On s’attendait à voir le roi contrarié de ce double échec que venait de subir sa volonté ; pas du tout : contre l’attente générale, le roi, de l’air le plus dégagé du monde, se mit à siffloter une fanfare de chasse, distraction à laquelle il ne se livrait que lorsqu’il était parfaitement satisfait de lui.

Il était évident que toute l’envie que le roi avait eue de se taire depuis le matin se changeait en une démangeaison croissante de parler.

Cette démangeaison finit par devenir un besoin irrésistible ; mais le roi, n’ayant personne, fut obligé de parler tout seul.

Il demanda son goûter, et, pendant qu’il goûtait, se fit faire une lecture édifiante qu’il interrompit pour dire au lecteur :

— C’est Plutarque, n’est-ce pas, qui a écrit la vie de Sylla ?

Le lecteur, qui lisait du sacré, et que l’on interrompait par une question profane, se retourna avec étonnement du côté du roi.

Le roi répéta sa question.

— Oui, sire, répondit le lecteur.

— Vous souvenez-vous de ce passage où l’historien raconte que le dictateur évita la mort ?

Le lecteur hésita.

— Non pas, sire, précisément, dit-il ; il y a fort longtemps que je n’ai lu Plutarque.
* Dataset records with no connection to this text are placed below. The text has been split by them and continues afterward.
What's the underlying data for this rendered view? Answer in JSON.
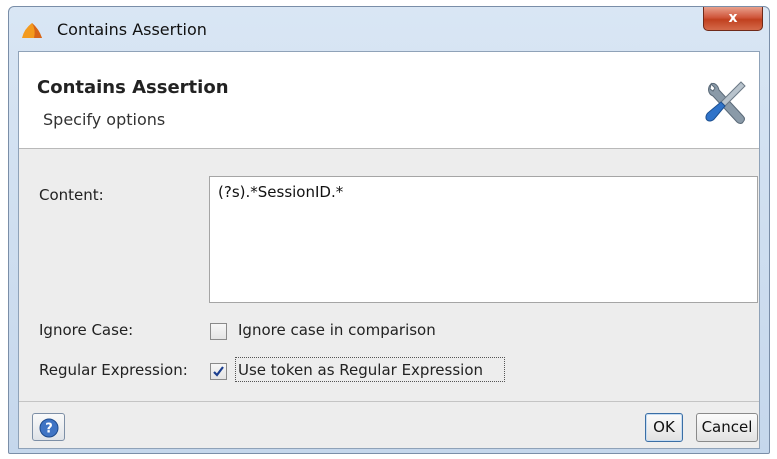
{
  "window": {
    "title": "Contains Assertion",
    "close_label": "x"
  },
  "header": {
    "title": "Contains Assertion",
    "subtitle": "Specify options",
    "icon": "tools-icon"
  },
  "form": {
    "content_label": "Content:",
    "content_value": "(?s).*SessionID.*",
    "ignore_case_label": "Ignore Case:",
    "ignore_case_checkbox_label": "Ignore case in comparison",
    "ignore_case_checked": false,
    "regex_label": "Regular Expression:",
    "regex_checkbox_label": "Use token as Regular Expression",
    "regex_checked": true
  },
  "footer": {
    "help_icon": "help-icon",
    "ok_label": "OK",
    "cancel_label": "Cancel"
  },
  "colors": {
    "title_gradient_top": "#d9e6f4",
    "close_button": "#c1401f",
    "panel_bg": "#ededed",
    "checkmark": "#1c3f8f"
  }
}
En ce moment on annonça Son Éminence le cardinal de Joyeuse.

— Ah ! justement, s’écria le roi, voici un savant homme, notre ami ; il va nous dire cela sans hésiter, lui.

— Sire, dit le cardinal, serais-je assez heureux pour arriver à propos ? c’est chose rare en ce monde.

— Ma foi, oui ; vous avez entendu ma question ?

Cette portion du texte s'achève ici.